Themen besprechen oder mit künstlerischen Mitteln bearbeiten
Bei der Präventionsarbeit spielt Mobbing eine wichtige Rolle. Gerade weil der Begriff allgegenwärtig ist, gehört dazu auch, zu klären, wo die Grenzen verlaufen und wie er konkret gefasst werden kann. Beim Gespräch über das Thema stelle sich heraus, dass Mobbing für Einzelne bereits in der Grundschule oder im Kindergarten präsent sei. Margit Körner, die in ihrer Freizeit in der bildendenden Kunst aktiv ist, kann Kindern und Jugendlichen anbieten, Themen auch mit künstlerischen Mitteln zu bearbeiten. Ein Beispiel: Die Auseinandersetzung mit dem Thema Fluchterfahrung, das auch Mitschülerinnen und Mitschüler betrifft, wird nun über gemeinsame Kunstobjekte auch ganz konkret in der Schule begreifbar. Körner berichtete von einem großen, goldfarbenen Boot („Wir sitzen alle im selben Boot“) als Beispiel. Mit dem Kriegsbeginn in der Ukraine im vergangenen Jahr hieß es für Team und Schulgemeinschaft auf die Geschehnisse zu reagieren – von symbolischen Aktionen bis hin zur Unterrichtsarbeit. Weitere Themen, die aufgegriffen wurden, waren die Vielfalt von Lebensweisen, sexuelle Übergriffe, Sucht und Stressbewältigung.

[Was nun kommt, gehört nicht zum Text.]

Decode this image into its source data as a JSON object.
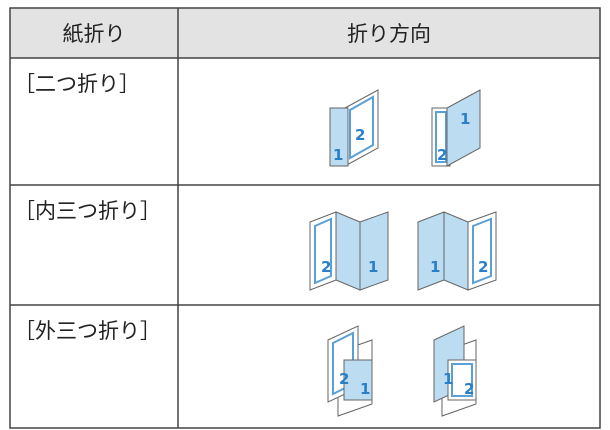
{
  "header": [
    "紙折り",
    "折り方向"
  ],
  "rows": [
    {
      "label": "［二つ折り］",
      "icons": [
        [
          "1",
          "2"
        ],
        [
          "2",
          "1"
        ]
      ]
    },
    {
      "label": "［内三つ折り］",
      "icons": [
        [
          "2",
          "1"
        ],
        [
          "1",
          "2"
        ]
      ]
    },
    {
      "label": "［外三つ折り］",
      "icons": [
        [
          "2",
          "1"
        ],
        [
          "1",
          "2"
        ]
      ]
    }
  ]
}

Nicole Mangold, die in der Fornsbacher Grundschule und Hörschbachschule arbeitet, hielt sich relativ kurz, da sie erst seit diesem Schuljahr mit an Bord ist. In Fornsbach ist ihre Aufgabe, die Schulsozialarbeit neu zu etablieren. Das heißt, die Aufgaben zu erklären und gleichzeitig Unterstützungsmöglichkeiten zu sondieren. In der Hörschbachschule habe sie sich auch mithilfe des Kollegen Brändle gut eingearbeitet.
Anschließend wurde die Runde für Fragen und Statements geöffnet. Elisabeth Zenker (SPD) zollte dem Team großen Respekt für die Arbeit, die sie auch als eine für die Bürgerinnen und Bürger von morgen beschrieb. Im Sinne einer Anregung erinnerte sie an Kinder und Jugendliche, die im Schulalltag weniger auffallen und dadurch schon fast aus der Wahrnehmung herausfallen. Martin Stierand (MDAL/Die Grünen) schloss sich dem Lob an und hob hervor, dass das Team aus seiner Sicht auch durch seine unterschiedliche Zusammensetzung gut aufgestellt sei. Über weitere Fragen wurde klar, dass auch die Integrations- und Spracharbeit ein wichtiges und umfassendes Feld ist. Susanne Barreuther (CDU/ FWV) dankte dem Quartett für die Arbeit, deren Themen vielschichtiger geworden seien. Brigitte Kübler (UL) sah das ganz ähnlich. Für sie sei es ausgesprochen wertvoll, dass die Arbeit auch schulübergreifend so gut funktioniere.